白狸の考現家 +図書

40手前で「読書」に目覚めた遅口です。知が凝縮された「宝物」。気付くのが遅すぎました・・・

越境者の政治史 アジア太平洋における日本人の移民と植民

 

越境者の政治史―アジア太平洋における日本人の移民と植民―

越境者の政治史―アジア太平洋における日本人の移民と植民―

 

┣■日本人の海外での苦労話の中で、時折、降って湧いたように現れるのがこの『日本人の移民・植民』。義務教育の教科書ではトンとお目にかかれない話です。あっても数行でしょう。今や世界中から『難民鎖国国家』と揶揄される日本ですが、その背景にはこうした『移民政策』での苦い経験があったから? そのように思わず裏読みしてしまいました。。。

┣■「北海道」「ハワイ」「南樺太」「朝鮮」「台湾」「南北アメリカ」の移民について書かれています。「沖縄」に関しては大戦後のことについてですね。

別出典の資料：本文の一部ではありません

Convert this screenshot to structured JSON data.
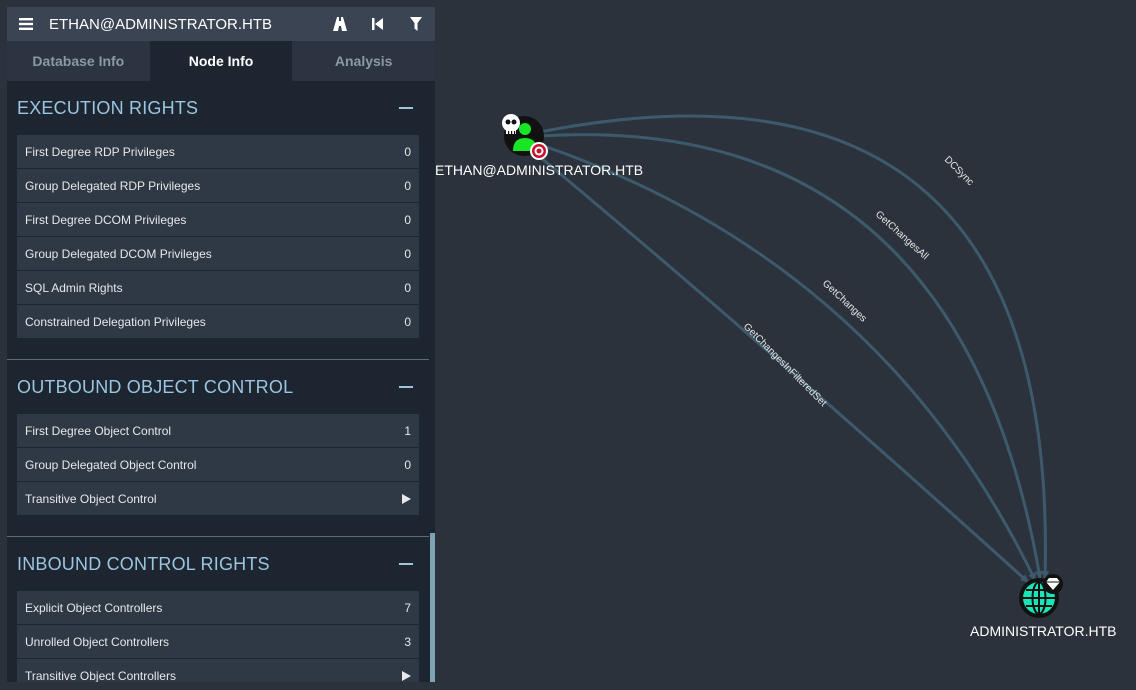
{
  "header": {
    "menu_icon": "hamburger-icon",
    "title": "ETHAN@ADMINISTRATOR.HTB",
    "icons": [
      "pathfinding-icon",
      "back-icon",
      "filter-icon"
    ]
  },
  "tabs": [
    {
      "label": "Database Info",
      "active": false
    },
    {
      "label": "Node Info",
      "active": true
    },
    {
      "label": "Analysis",
      "active": false
    }
  ],
  "sections": {
    "execution": {
      "title": "EXECUTION RIGHTS",
      "rows": [
        {
          "label": "First Degree RDP Privileges",
          "value": "0"
        },
        {
          "label": "Group Delegated RDP Privileges",
          "value": "0"
        },
        {
          "label": "First Degree DCOM Privileges",
          "value": "0"
        },
        {
          "label": "Group Delegated DCOM Privileges",
          "value": "0"
        },
        {
          "label": "SQL Admin Rights",
          "value": "0"
        },
        {
          "label": "Constrained Delegation Privileges",
          "value": "0"
        }
      ]
    },
    "outbound": {
      "title": "OUTBOUND OBJECT CONTROL",
      "rows": [
        {
          "label": "First Degree Object Control",
          "value": "1"
        },
        {
          "label": "Group Delegated Object Control",
          "value": "0"
        },
        {
          "label": "Transitive Object Control",
          "value": ""
        }
      ]
    },
    "inbound": {
      "title": "INBOUND CONTROL RIGHTS",
      "rows": [
        {
          "label": "Explicit Object Controllers",
          "value": "7"
        },
        {
          "label": "Unrolled Object Controllers",
          "value": "3"
        },
        {
          "label": "Transitive Object Controllers",
          "value": ""
        }
      ]
    }
  },
  "graph": {
    "source_node": {
      "label": "ETHAN@ADMINISTRATOR.HTB",
      "icons": [
        "user-icon",
        "skull-icon",
        "target-icon"
      ]
    },
    "target_node": {
      "label": "ADMINISTRATOR.HTB",
      "icons": [
        "domain-globe-icon",
        "diamond-icon"
      ]
    },
    "edges": [
      "DCSync",
      "GetChangesAll",
      "GetChanges",
      "GetChangesInFilteredSet"
    ]
  },
  "colors": {
    "background": "#2b323b",
    "edge": "#3d5a6c",
    "section_title": "#9bc5e0",
    "user_node": "#17e625",
    "domain_node": "#17e6b9"
  }
}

どうせならば薩摩藩によって牛耳られていた時代から、または大和民族による日本列島分布から描いて見せて欲しかった。それくらい深い・貴重な資料となっています。

┣■「国家としての約束事でも他国は守ってくれない」。そんな苦い思いが日本の官僚にはきっと存在するのだと思います。ならば逆手にとって堂々と『鎖国政策』を採り、約束を反故にする国に対して文句を言ってやればいい。何ら忠告もせずに黙っているのは相手にとっても良くない話だと、幼い頃に学校などで教え込まれた覚えがありますけど?

┗■戦後70年の節目として過去を語る先達者が増えてきました。日系人による苦労話も度々目にしますが、一度、国として正式な見解を記した書物を読んでみたいものです。政策を立案したのだから、結果報告は付きものでしょう。違いますか?